Data and Ethics: At the Beginning of the Conversation
Questions are being raised about the ethical treatment of the data that powers the advances in AI. In fact, data ethics was the focus of Collibra’s NYC Data Citizens Meetup held in early November.
More than 50 industry leaders came together to explore the new area of data ethics. Organizations are recognizing that the poor handling of data, deliberate or not, could lead to negative outcomes for both the organizations and individuals to whom the data refers.
Propelling these concerns is the rise of AI because it promises to deliver considerable economic gains–IDC estimates that $52 billion will be spent on it annually by 2021. Companies around the globe are exploring ways in which they can transform their data through AI solutions to reduce costs, meet regulatory demands, deliver an enhanced customer experience, and innovate.
Getting it (the capturing, processing, managing and storing of data) right is not as straightforward. The Cambridge Analytica scandal may have brought the issue of data ethics to the headlines particularly in the context of social media platforms, but other concerns are being raised within the technology industry that are more subtle.
For example, can an AI machine learn morality and just which set of morals should it learn? Morals differ dramatically from culture to culture, as a recent Massachusetts Institute of Technology (MIT) experiment showed. Others are asking if the conscious and unconscious biases of those who assemble an AI solution will be then found baked into that solution.
Think tanks are focusing on defining what the ethical treatment of data should look like. The Information Accountability Foundation recently published a paper that asks probing questions about risks and benefits around data ethics within organizations. The Center for Information Policy Leadership has published a report that also examines data ethics issues.
Google recently issued its own AI principles. Expect other technology companies to follow suit with their own data ethics policies over the next year or two.

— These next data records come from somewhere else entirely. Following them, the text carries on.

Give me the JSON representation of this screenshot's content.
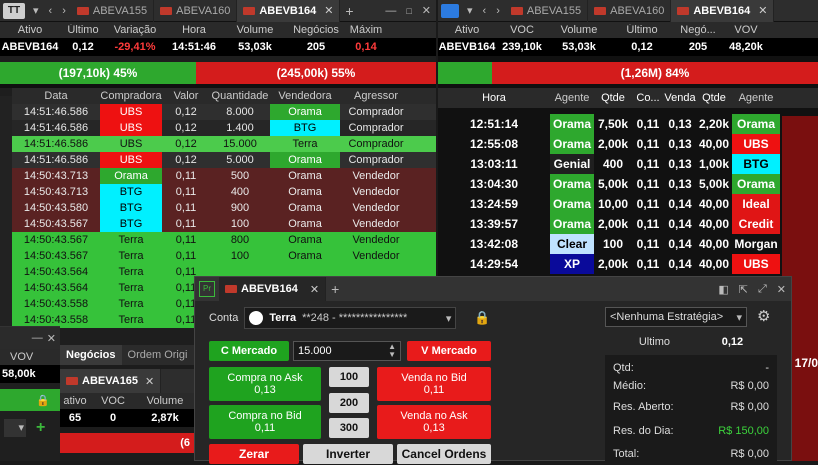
{
  "left_window": {
    "tabs": [
      {
        "label": "ABEVA155",
        "active": false
      },
      {
        "label": "ABEVA160",
        "active": false
      },
      {
        "label": "ABEVB164",
        "active": true
      }
    ],
    "quote_headers": [
      "Ativo",
      "Último",
      "Variação",
      "Hora",
      "Volume",
      "Negócios",
      "Máxim"
    ],
    "quote_values": [
      "ABEVB164",
      "0,12",
      "-29,41%",
      "14:51:46",
      "53,03k",
      "205",
      "0,14"
    ],
    "buy_pressure": "(197,10k) 45%",
    "sell_pressure": "(245,00k) 55%",
    "trade_headers": [
      "Data",
      "Compradora",
      "Valor",
      "Quantidade",
      "Vendedora",
      "Agressor"
    ],
    "trades": [
      {
        "data": "14:51:46.586",
        "comp": "UBS",
        "valor": "0,12",
        "qtd": "8.000",
        "vend": "Orama",
        "agr": "Comprador",
        "rowtype": "buy",
        "comp_style": "ubs",
        "vend_style": "orama"
      },
      {
        "data": "14:51:46.586",
        "comp": "UBS",
        "valor": "0,12",
        "qtd": "1.400",
        "vend": "BTG",
        "agr": "Comprador",
        "rowtype": "buy2",
        "comp_style": "ubs",
        "vend_style": "btg"
      },
      {
        "data": "14:51:46.586",
        "comp": "UBS",
        "valor": "0,12",
        "qtd": "15.000",
        "vend": "Terra",
        "agr": "Comprador",
        "rowtype": "terra2",
        "comp_style": "",
        "vend_style": ""
      },
      {
        "data": "14:51:46.586",
        "comp": "UBS",
        "valor": "0,12",
        "qtd": "5.000",
        "vend": "Orama",
        "agr": "Comprador",
        "rowtype": "buy",
        "comp_style": "ubs",
        "vend_style": "orama"
      },
      {
        "data": "14:50:43.713",
        "comp": "Orama",
        "valor": "0,11",
        "qtd": "500",
        "vend": "Orama",
        "agr": "Vendedor",
        "rowtype": "sell",
        "comp_style": "orama",
        "vend_style": ""
      },
      {
        "data": "14:50:43.713",
        "comp": "BTG",
        "valor": "0,11",
        "qtd": "400",
        "vend": "Orama",
        "agr": "Vendedor",
        "rowtype": "sell",
        "comp_style": "btg",
        "vend_style": ""
      },
      {
        "data": "14:50:43.580",
        "comp": "BTG",
        "valor": "0,11",
        "qtd": "900",
        "vend": "Orama",
        "agr": "Vendedor",
        "rowtype": "sell",
        "comp_style": "btg",
        "vend_style": ""
      },
      {
        "data": "14:50:43.567",
        "comp": "BTG",
        "valor": "0,11",
        "qtd": "100",
        "vend": "Orama",
        "agr": "Vendedor",
        "rowtype": "sell",
        "comp_style": "btg",
        "vend_style": ""
      },
      {
        "data": "14:50:43.567",
        "comp": "Terra",
        "valor": "0,11",
        "qtd": "800",
        "vend": "Orama",
        "agr": "Vendedor",
        "rowtype": "terra",
        "comp_style": "",
        "vend_style": ""
      },
      {
        "data": "14:50:43.567",
        "comp": "Terra",
        "valor": "0,11",
        "qtd": "100",
        "vend": "Orama",
        "agr": "Vendedor",
        "rowtype": "terra",
        "comp_style": "",
        "vend_style": ""
      },
      {
        "data": "14:50:43.564",
        "comp": "Terra",
        "valor": "0,11",
        "qtd": "",
        "vend": "",
        "agr": "",
        "rowtype": "terra",
        "comp_style": "",
        "vend_style": ""
      },
      {
        "data": "14:50:43.564",
        "comp": "Terra",
        "valor": "0,11",
        "qtd": "",
        "vend": "",
        "agr": "",
        "rowtype": "terra",
        "comp_style": "",
        "vend_style": ""
      },
      {
        "data": "14:50:43.558",
        "comp": "Terra",
        "valor": "0,11",
        "qtd": "",
        "vend": "",
        "agr": "",
        "rowtype": "terra",
        "comp_style": "",
        "vend_style": ""
      },
      {
        "data": "14:50:43.558",
        "comp": "Terra",
        "valor": "0,11",
        "qtd": "",
        "vend": "",
        "agr": "",
        "rowtype": "terra",
        "comp_style": "",
        "vend_style": ""
      }
    ]
  },
  "right_window": {
    "tabs": [
      {
        "label": "ABEVA155",
        "active": false
      },
      {
        "label": "ABEVA160",
        "active": false
      },
      {
        "label": "ABEVB164",
        "active": true
      }
    ],
    "quote_headers": [
      "Ativo",
      "VOC",
      "Volume",
      "Último",
      "Negó...",
      "VOV"
    ],
    "quote_values": [
      "ABEVB164",
      "239,10k",
      "53,03k",
      "0,12",
      "205",
      "48,20k"
    ],
    "pressure": "(1,26M) 84%",
    "book_headers": [
      "Hora",
      "Agente",
      "Qtde",
      "Co...",
      "Venda",
      "Qtde",
      "Agente"
    ],
    "book": [
      {
        "hora": "12:51:14",
        "ag": "Orama",
        "qt": "7,50k",
        "co": "0,11",
        "ve": "0,13",
        "qt2": "2,20k",
        "ag2": "Orama",
        "ag_style": "orama",
        "ag2_style": "orama"
      },
      {
        "hora": "12:55:08",
        "ag": "Orama",
        "qt": "2,00k",
        "co": "0,11",
        "ve": "0,13",
        "qt2": "40,00",
        "ag2": "UBS",
        "ag_style": "orama",
        "ag2_style": "ubs"
      },
      {
        "hora": "13:03:11",
        "ag": "Genial",
        "qt": "400",
        "co": "0,11",
        "ve": "0,13",
        "qt2": "1,00k",
        "ag2": "BTG",
        "ag_style": "genial",
        "ag2_style": "btg"
      },
      {
        "hora": "13:04:30",
        "ag": "Orama",
        "qt": "5,00k",
        "co": "0,11",
        "ve": "0,13",
        "qt2": "5,00k",
        "ag2": "Orama",
        "ag_style": "orama",
        "ag2_style": "orama"
      },
      {
        "hora": "13:24:59",
        "ag": "Orama",
        "qt": "10,00",
        "co": "0,11",
        "ve": "0,14",
        "qt2": "40,00",
        "ag2": "Ideal",
        "ag_style": "orama",
        "ag2_style": "ideal"
      },
      {
        "hora": "13:39:57",
        "ag": "Orama",
        "qt": "2,00k",
        "co": "0,11",
        "ve": "0,14",
        "qt2": "40,00",
        "ag2": "Credit",
        "ag_style": "orama",
        "ag2_style": "credit"
      },
      {
        "hora": "13:42:08",
        "ag": "Clear",
        "qt": "100",
        "co": "0,11",
        "ve": "0,14",
        "qt2": "40,00",
        "ag2": "Morgan",
        "ag_style": "clear",
        "ag2_style": "morgan"
      },
      {
        "hora": "14:29:54",
        "ag": "XP",
        "qt": "2,00k",
        "co": "0,11",
        "ve": "0,14",
        "qt2": "40,00",
        "ag2": "UBS",
        "ag_style": "xp",
        "ag2_style": "ubs"
      }
    ],
    "edge_label": "17/0"
  },
  "small_window": {
    "vov_label": "VOV",
    "vov_value": "58,00k",
    "tabs": [
      "Negócios",
      "Ordem Origi"
    ],
    "sub_tab": "ABEVA165",
    "sub_headers": [
      "ativo",
      "VOC",
      "Volume"
    ],
    "sub_values": [
      "65",
      "0",
      "2,87k"
    ],
    "sub_footer": "(6"
  },
  "order_window": {
    "tab_label": "ABEVB164",
    "conta_label": "Conta",
    "account_broker": "Terra",
    "account_number": "**248 - ****************",
    "strategy": "<Nenhuma Estratégia>",
    "c_mercado": "C Mercado",
    "quantity": "15.000",
    "v_mercado": "V Mercado",
    "compra_ask_label": "Compra no Ask",
    "compra_ask_price": "0,13",
    "venda_bid_label": "Venda no Bid",
    "venda_bid_price": "0,11",
    "compra_bid_label": "Compra no Bid",
    "compra_bid_price": "0,11",
    "venda_ask_label": "Venda no Ask",
    "venda_ask_price": "0,13",
    "qty_presets": [
      "100",
      "200",
      "300"
    ],
    "zerar": "Zerar",
    "inverter": "Inverter",
    "cancel_orders": "Cancel Ordens",
    "summary": {
      "ultimo_label": "Ultimo",
      "ultimo_value": "0,12",
      "qtd_label": "Qtd:",
      "qtd_value": "-",
      "medio_label": "Médio:",
      "medio_value": "R$ 0,00",
      "res_aberto_label": "Res. Aberto:",
      "res_aberto_value": "R$ 0,00",
      "res_dia_label": "Res. do Dia:",
      "res_dia_value": "R$ 150,00",
      "total_label": "Total:",
      "total_value": "R$ 0,00"
    }
  }
}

Investors may not be asking for data ethics policies today, but they will be soon, the reputational risk from a data ethics failure can destroy considerable shareholder value overnight.
Five key steps that organizations should consider taking today to promote a more ethical culture around their data resources include:
- Integrating data ethics into your culture and code of conduct
- Setting up an ethics review board to oversee AI and training data being consumed
- Establishing an ethics learning program focusing on data professionals
- Publishing a public statement on intentions of AI and data usage
- Updating whistleblower policies to include data misconduct
In summary, data ethics is a relatively new field that is gaining more attention with the development of AI. Organizations, particularly boards and senior management, should consider next steps in creating a data ethics approach over the coming year as a priority.